Il lavoro dello Psicoterapeuta è rivolto a chiunque senta di dover affrontare delle problematiche, emotive o psicologiche, con l'aiuto di un professionista. Lo Psicoterapeuta può aiutare a superare un momento di particolare stress, un lutto, o una fobia specifica, ma nessuno direbbe che chi ha paura dei ragni o dei topi è "un pazzo"!

Se si ha un problema è meglio parlarne con un buon amico.
Certo, confidarsi con un amico fidato in un momento di difficoltà può portare sollievo, ma è ben diverso dall'affidarsi alle cure di un professionista che ha affrontato un lungo percorso di studi proprio per imparare le strategie migliori per essere d'aiuto. Un buon amico è una spalla su cui piangere; un buon terapeuta è un alleato nella costruzione della nostra, personale, strada da percorrere.

Se vado dallo Psicologo mi farà il lavaggio del cervello.
Un terapeuta non è un imbonitore, né un santone. Non ha interesse nell'imporre le proprie opinioni, né nel rendere i pazienti degli automi che pensano ciò che lui ritiene giusto.
L'unico interesse del terapeuta è quello di aiutare il paziente a sviluppare la propria visione del mondo e trovare la forza per essere coerente con essa.

Potrei diventare dipendente dal terapeuta in ogni mia decisione.
Affrontare una Psicoterapia significa intraprendere un percorso, a volte difficile, più o meno lungo, verso l'indipendenza e la realizzazione personale.
Un terapeuta che fa un buon lavoro è un terapeuta che, passato il giusto periodo di tempo, saluta per l'ultima volta il suo paziente, augurandogli buon viaggio. La terapia non è pensata per rendere le persone dipendenti, ma per renderle libere.

Potrei scoprire parti "inconsce" di me o ricordi rimossi.
Questa convinzione è figlia di una certa visione, romanzata, della Psicoanalisi, in cui un novello Freud teorizza al paziente il suo innamoramento verso la madre, o fantomatici traumi subiti nell'infanzia. Nella realtà le cose non stanno così.

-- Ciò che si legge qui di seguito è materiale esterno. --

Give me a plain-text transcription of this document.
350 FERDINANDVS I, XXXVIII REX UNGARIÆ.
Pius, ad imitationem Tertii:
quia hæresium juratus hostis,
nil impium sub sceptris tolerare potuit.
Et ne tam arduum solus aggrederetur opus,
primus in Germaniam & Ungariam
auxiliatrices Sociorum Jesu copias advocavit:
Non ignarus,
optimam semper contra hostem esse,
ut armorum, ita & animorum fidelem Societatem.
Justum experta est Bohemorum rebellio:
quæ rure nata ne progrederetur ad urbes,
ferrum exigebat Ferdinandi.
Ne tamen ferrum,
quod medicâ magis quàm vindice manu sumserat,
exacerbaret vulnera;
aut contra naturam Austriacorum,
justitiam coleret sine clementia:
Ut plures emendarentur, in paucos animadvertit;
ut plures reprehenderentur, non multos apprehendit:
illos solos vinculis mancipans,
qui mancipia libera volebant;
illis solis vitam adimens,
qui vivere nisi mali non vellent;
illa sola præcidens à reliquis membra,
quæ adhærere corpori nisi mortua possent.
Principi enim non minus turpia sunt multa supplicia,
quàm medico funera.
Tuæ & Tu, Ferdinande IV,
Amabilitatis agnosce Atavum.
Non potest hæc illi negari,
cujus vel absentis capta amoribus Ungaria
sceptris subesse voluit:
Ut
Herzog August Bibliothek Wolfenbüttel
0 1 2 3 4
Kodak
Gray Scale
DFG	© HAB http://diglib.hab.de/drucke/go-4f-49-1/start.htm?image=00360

È vero, si potranno scoprire alcuni aspetti del proprio carattere dapprima sottovalutati, si potranno creare dei collegamenti tra la sofferenza attuale ed alcune esperienze precedenti, ma cosa c'è di brutto in tutto ciò? Saranno soltanto ulteriori tasselli nel processo di comprensione di sé e di crescita.

Psicologi, Psicoterapeuti, Psichiatri, Life Coach, Counselor, etc. sono tutti uguali.
Facciamo un po' di chiarezza.
Lo Psichiatra è un medico, laureato in medicina, e poi specializzato in Psichiatria, abilitato perciò alla somministrazione dei farmaci. In virtù del proprio corso di studi, può accadere che abbia una visione più biologica ed organicista della sofferenza psichica.

Gli Psicologi hanno una Laurea in Psicologia (clinica, di comunità, del lavoro, etc.), ed hanno sostenuto un esame di abilitazione, grazie al quale possono esercitare la professione. In studio si occupano di valutazione, diagnosi, e sostegno psicologico (ovvero supporto alla persona in tutte quelle situazioni che non richiedono un intervento più approfondito).

Lo Psicoterapeuta, oltre ad avere tutte le competenze dello Psicologo, ha affrontato una Scuola di Specializzazione in Psicoterapia, che può avere vari orientamenti teorici (Cognitivo-Comportamentale, Dinamica, Gestaltica, Sistemico-Familiare, etc.) e, grazie ad essa, ha acquisito le competenze tecniche per condurre le terapie in ogni tipo di disagio, dal più semplice al più complesso.

Un capitolo a parte meritano tutte le professioni di aiuto, "para-psicologiche", non regolamentate da una chiara legislazione. Mi riferisco a Life Coach, Counselor, Motivatori, etc. Tutte queste professioni, proprio perché in assenza di regolamenti che ne stabiliscano vincoli d'intervento e corsi di studi, possono diventare pericolose per chi decidesse di intraprendere un percorso.

Un consiglio finale.
Se si avverte la necessità di rivolgersi a qualcuno - per risolvere un problema, per superare un momento di crisi o per un disturbo psicologico - è bene mettere da parte le proprie paure e le convinzioni popolari e andare, ovviamente soltanto dopo aver preso informazioni circa il professionista da contattare. Meglio una buona terapia che cento colloqui con chi non ha gli strumenti giusti per aiutare.